Signatures of Jet Drift in QGP Hard Probe Observables

TL;DR

This paper investigates how sub-eikonal, collective-flow-induced jet drift affects jet observables in heavy ion collisions, revealing significant modifications to elliptic flow and acoplanarity that encode new information about QGP dynamics.

Contribution

It presents the first study of jet drift effects at the sub-eikonal level in PbPb collisions using the APE framework, highlighting their impact on hard probe observables.

Findings

Jet drift enhances elliptic flow ($v_2$) in heavy ion collisions.

Jet drift increases mean acoplanarity for low and intermediate $p_T$ particles.

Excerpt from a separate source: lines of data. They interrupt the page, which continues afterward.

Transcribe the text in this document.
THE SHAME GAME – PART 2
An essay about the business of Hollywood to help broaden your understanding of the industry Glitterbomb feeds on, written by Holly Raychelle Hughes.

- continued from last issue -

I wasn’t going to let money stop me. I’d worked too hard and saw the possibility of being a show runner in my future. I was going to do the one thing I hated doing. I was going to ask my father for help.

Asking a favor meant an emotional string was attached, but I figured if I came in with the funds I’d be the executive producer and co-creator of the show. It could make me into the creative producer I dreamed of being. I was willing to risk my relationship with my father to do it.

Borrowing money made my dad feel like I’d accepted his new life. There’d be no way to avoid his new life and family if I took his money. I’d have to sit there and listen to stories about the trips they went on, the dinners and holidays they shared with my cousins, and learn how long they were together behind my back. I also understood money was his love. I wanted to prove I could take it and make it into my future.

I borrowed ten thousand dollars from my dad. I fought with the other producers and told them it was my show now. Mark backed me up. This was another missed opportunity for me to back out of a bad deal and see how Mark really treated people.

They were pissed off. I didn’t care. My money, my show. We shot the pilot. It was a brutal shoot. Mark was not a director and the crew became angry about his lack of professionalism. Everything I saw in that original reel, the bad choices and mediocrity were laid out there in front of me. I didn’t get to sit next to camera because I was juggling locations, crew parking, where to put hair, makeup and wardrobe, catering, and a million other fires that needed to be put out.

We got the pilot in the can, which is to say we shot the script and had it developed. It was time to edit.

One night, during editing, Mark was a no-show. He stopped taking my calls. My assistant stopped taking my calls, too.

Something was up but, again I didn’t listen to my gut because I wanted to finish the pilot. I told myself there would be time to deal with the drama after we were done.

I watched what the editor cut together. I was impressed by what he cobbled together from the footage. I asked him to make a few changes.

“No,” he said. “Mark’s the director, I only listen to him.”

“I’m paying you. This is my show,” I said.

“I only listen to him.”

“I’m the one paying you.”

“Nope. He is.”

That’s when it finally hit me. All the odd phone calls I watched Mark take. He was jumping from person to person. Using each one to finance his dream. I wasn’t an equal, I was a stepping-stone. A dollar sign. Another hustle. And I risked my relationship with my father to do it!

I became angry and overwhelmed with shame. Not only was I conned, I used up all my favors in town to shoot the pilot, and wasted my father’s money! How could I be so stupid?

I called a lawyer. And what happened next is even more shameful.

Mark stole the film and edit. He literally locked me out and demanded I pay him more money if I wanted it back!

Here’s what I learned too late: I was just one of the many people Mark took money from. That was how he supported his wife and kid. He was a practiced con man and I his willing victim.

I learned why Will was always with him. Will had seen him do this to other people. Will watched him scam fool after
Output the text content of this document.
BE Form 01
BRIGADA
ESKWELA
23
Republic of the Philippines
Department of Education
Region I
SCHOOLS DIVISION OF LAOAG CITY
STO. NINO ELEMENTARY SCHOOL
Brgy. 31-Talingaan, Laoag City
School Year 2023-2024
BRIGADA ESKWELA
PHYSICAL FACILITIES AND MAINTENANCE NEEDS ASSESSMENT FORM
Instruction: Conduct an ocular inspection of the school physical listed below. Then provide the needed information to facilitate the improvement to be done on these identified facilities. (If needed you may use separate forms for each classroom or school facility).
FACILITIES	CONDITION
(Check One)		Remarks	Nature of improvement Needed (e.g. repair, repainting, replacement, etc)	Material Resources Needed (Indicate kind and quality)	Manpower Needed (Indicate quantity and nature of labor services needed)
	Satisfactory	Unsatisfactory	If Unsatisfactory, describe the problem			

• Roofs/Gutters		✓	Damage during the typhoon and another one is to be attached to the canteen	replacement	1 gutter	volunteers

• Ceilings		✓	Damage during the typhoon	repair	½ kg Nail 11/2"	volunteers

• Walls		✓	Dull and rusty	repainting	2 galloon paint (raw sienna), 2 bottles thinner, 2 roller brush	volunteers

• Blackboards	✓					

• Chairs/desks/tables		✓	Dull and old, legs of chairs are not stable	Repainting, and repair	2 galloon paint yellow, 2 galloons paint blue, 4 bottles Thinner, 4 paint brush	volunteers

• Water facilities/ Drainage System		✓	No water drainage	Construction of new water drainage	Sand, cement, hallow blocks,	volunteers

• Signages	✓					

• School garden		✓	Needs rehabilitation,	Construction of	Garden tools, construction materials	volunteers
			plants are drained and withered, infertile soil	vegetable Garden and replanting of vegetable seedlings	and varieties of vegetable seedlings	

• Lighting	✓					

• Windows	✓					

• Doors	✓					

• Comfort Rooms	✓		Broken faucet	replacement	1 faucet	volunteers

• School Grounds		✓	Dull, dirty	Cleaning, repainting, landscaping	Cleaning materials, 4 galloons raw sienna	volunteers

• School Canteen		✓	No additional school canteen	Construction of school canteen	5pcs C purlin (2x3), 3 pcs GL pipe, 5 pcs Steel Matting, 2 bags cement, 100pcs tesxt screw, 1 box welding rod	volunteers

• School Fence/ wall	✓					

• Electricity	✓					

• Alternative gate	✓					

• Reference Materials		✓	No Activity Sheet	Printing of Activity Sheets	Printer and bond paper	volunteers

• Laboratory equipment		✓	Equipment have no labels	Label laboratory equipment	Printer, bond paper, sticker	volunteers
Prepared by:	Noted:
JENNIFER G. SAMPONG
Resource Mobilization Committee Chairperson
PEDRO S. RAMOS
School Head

These effects persist after averaging over events and collision geometry.

Abstract

Hard probe tomography of the quark-gluon plasma (QGP) in heavy ion collisions has long been a preeminent goal of the high-energy nuclear physics program. In service of this goal, the isotropic modification of jets and high-energy hadrons has been studied in great detail at the leading-power (eikonal) level, with effects originating from sub-eikonal $\mathcal{O}(\mu/E)$ anisotropic interactions presumed to be small. We present the first investigation of sub-eikonal, collective-flow-induced asymmetric jet broadening (jet drift) in event-by-event $\sqrt{s}=5.02$ TeV PbPb collisions at the Large Hadron Collider using the new Anisotropic Parton Evolution (APE) computational framework. We show that jet drift imparts a sizeable enhancement of elliptic flow ($v_2$) and increases the mean acoplanarity for low and intermediate energy particles ($p_T < 10$ GeV). Importantly, these novel modifications to hard probe observables are shown to survive averaging over events and collision geometry. They couple to the collective flow of the medium seen by the jet and encode information about the QGP dynamics inaccessible to studies considering only isotropic, eikonal level effects.